If you look at DynamicEndpointSnitch.sortByProximity(), it branches
into two main cases: If BADNESS_THRESHOLD is exactly 0 (it's not a
constant despite the caps, it's taken from the conf) is uses
sortByProximityWithScore(). Otherwise it uses
sortByProximityWithBadness().

...withBadness() first asks the subsnitch (meaning normally either
SImpleSnitch or NTS) to sort by proximity. Then it iterates through
the endpoints, and if any node is sufficiently good in comparison to
the closest-as-determined-by-subsnitch endpoint, it falls back to
sortByProximityWithScore(). "Sufficiently good" is where the actual
value of BADNESS_THRESHOLD comes in (if the "would-be" closest node is
sufficiently bad, that implies some other node is sufficiently good in
comparison to it...)

So, my reading of it is then that the comment is correct.
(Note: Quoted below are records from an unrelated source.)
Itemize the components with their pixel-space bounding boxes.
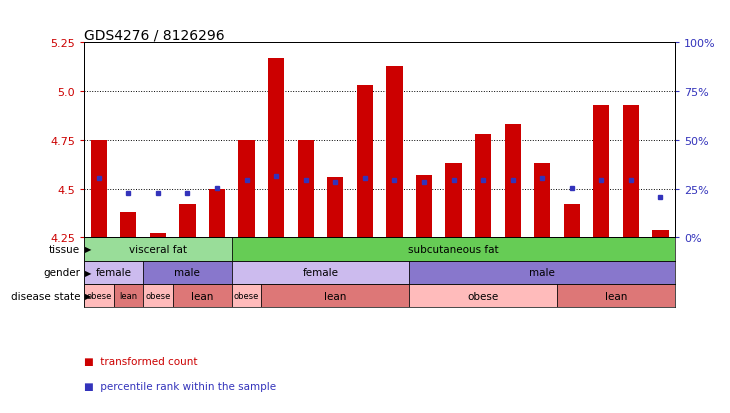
Bar [653,230,669,238]
Text: visceral fat: visceral fat [129,244,187,254]
Bar [409,285,557,308]
Text: obese: obese [145,292,171,301]
Text: female: female [96,268,131,278]
Bar [231,285,261,308]
Bar [623,106,639,238]
Text: obese: obese [234,292,259,301]
Text: ▶: ▶ [85,268,91,277]
Bar [261,285,409,308]
Bar [84,238,231,261]
Text: lean: lean [119,292,137,301]
Text: obese: obese [467,291,499,301]
Bar [150,234,166,238]
Bar [143,285,172,308]
Bar [504,125,520,238]
Bar [209,189,225,238]
Text: lean: lean [605,291,627,301]
Text: tissue: tissue [49,244,80,254]
Text: ■  percentile rank within the sample: ■ percentile rank within the sample [84,381,276,391]
Bar [416,176,432,238]
Bar [143,261,231,285]
Bar [231,238,675,261]
Bar [534,164,550,238]
Text: ▶: ▶ [85,292,91,301]
Bar [180,205,196,238]
Text: lean: lean [324,291,347,301]
Bar [120,212,137,238]
Bar [386,66,402,238]
Text: gender: gender [43,268,80,278]
Text: obese: obese [86,292,112,301]
Text: disease state: disease state [11,291,80,301]
Bar [172,285,231,308]
Bar [445,164,461,238]
Bar [564,205,580,238]
Bar [298,140,314,238]
Text: male: male [174,268,200,278]
Text: female: female [302,268,339,278]
Bar [409,261,675,285]
Bar [84,285,114,308]
Text: GDS4276 / 8126296: GDS4276 / 8126296 [84,28,225,42]
Text: ■  transformed count: ■ transformed count [84,356,197,366]
Bar [327,178,343,238]
Bar [593,106,610,238]
Bar [357,86,373,238]
Text: ▶: ▶ [85,245,91,254]
Bar [239,140,255,238]
Text: lean: lean [191,291,213,301]
Bar [268,59,284,238]
Bar [91,140,107,238]
Bar [84,261,143,285]
Bar [557,285,675,308]
Bar [475,135,491,238]
Text: subcutaneous fat: subcutaneous fat [408,244,499,254]
Bar [231,261,409,285]
Bar [114,285,143,308]
Text: male: male [529,268,555,278]
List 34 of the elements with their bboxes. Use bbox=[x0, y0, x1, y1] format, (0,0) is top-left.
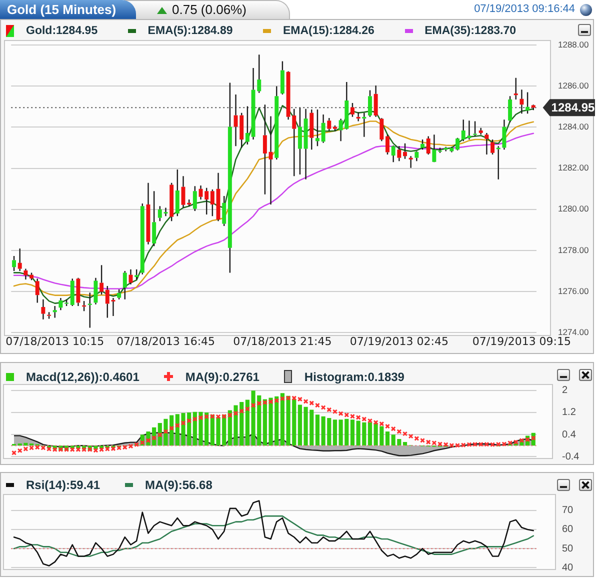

By setting
it to >0, you're making the dynamic snitch essentially be a no-op for
the purpose of proximity sorting *until* the badness threshold is
reached, at which point it uses it's scoring algorithm. Because the
behavior of NTS and the SImpleSnitch is to always prefer the same node
(for a given row key), that means pinning.

As far as I can tell, read-repair should not affect things either way
since it doesn't have anything to do with which node gets asked for
the data (as opposed to the digest).

One interesting aspect though: Say you specifically *don't* want
pinning, and rather *want* round-robin type of behavior to keep caches
hot. If you're at CL.ONE with read repair turned off or very low, this
doesn't seem possible except as may result accidentally by dynamic
snitch balancing - depending on performance characteristics of nodes.